Vietnam may allow sale of ailing banks
Vietnam's central bank is paving the way for mergers and acquisitions among banks to step up the restructuring of the sector hit by rising bad debt.
After years of high credit growth, bad debt in Vietnam's banking system reached 3.04 percent of all loans at the end of July from 2.16 percent at the end of 2010, according to government statistics.
The central bank has said bad debt could rise to 5 percent of total loans by the end of 2011, but many economists and bankers say the true level of non-performing loans in the system is likely to be higher than the official figures.
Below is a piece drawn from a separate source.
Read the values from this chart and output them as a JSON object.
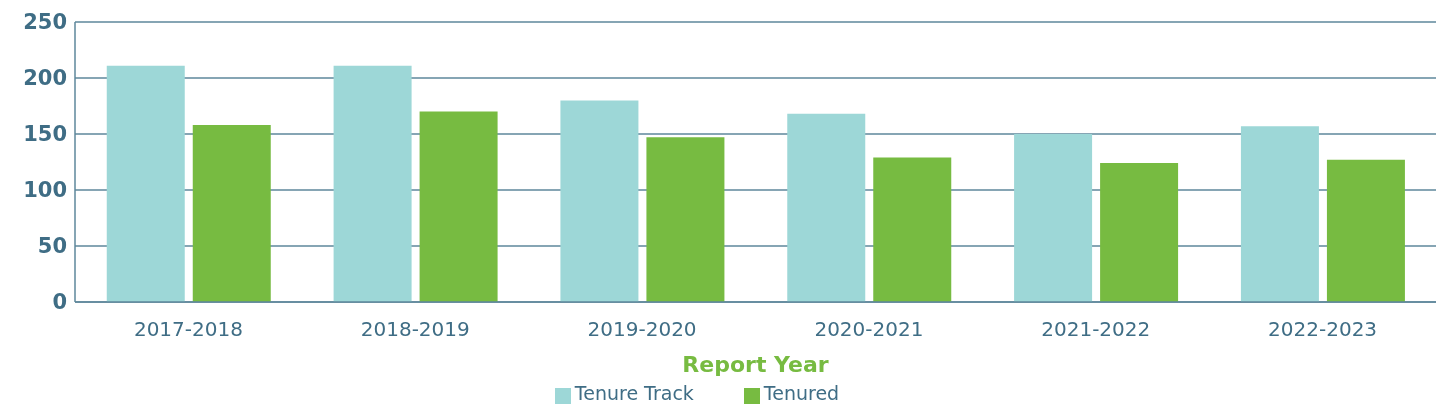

The newspaper report did not give any bank names for possible mergers and acquisitions or any timeline for the central bank's plan.
At several banks, non-performing loans exceed the value of their equity, Sai Gon Tiep Thi quoted Le Xuan Nghia, deputy chairman of the National Financial Supervisory Council, as saying.
Officials at the central bank could not immediately be contacted for comment on the report.
Vietnam has more than 40 partly private banks, led by VietinBank and Vietcombank , as well as four fully state-owned banks, two of which are policy lenders.
Last month, Vietcombank said a unit of Mizuho Financial Group agreed to buy a 15 percent stake in it for 11.8 trillion dong or $567.3 million, in what could be the largest acquisition in the country's banking sector to date.
State-owned Agribank, the country's largest bank by assets, had bad debt that accounted for 6.67 percent of its outstanding loans at the end of August, said the ruling Communist Party's bureau that watches state-run businesses.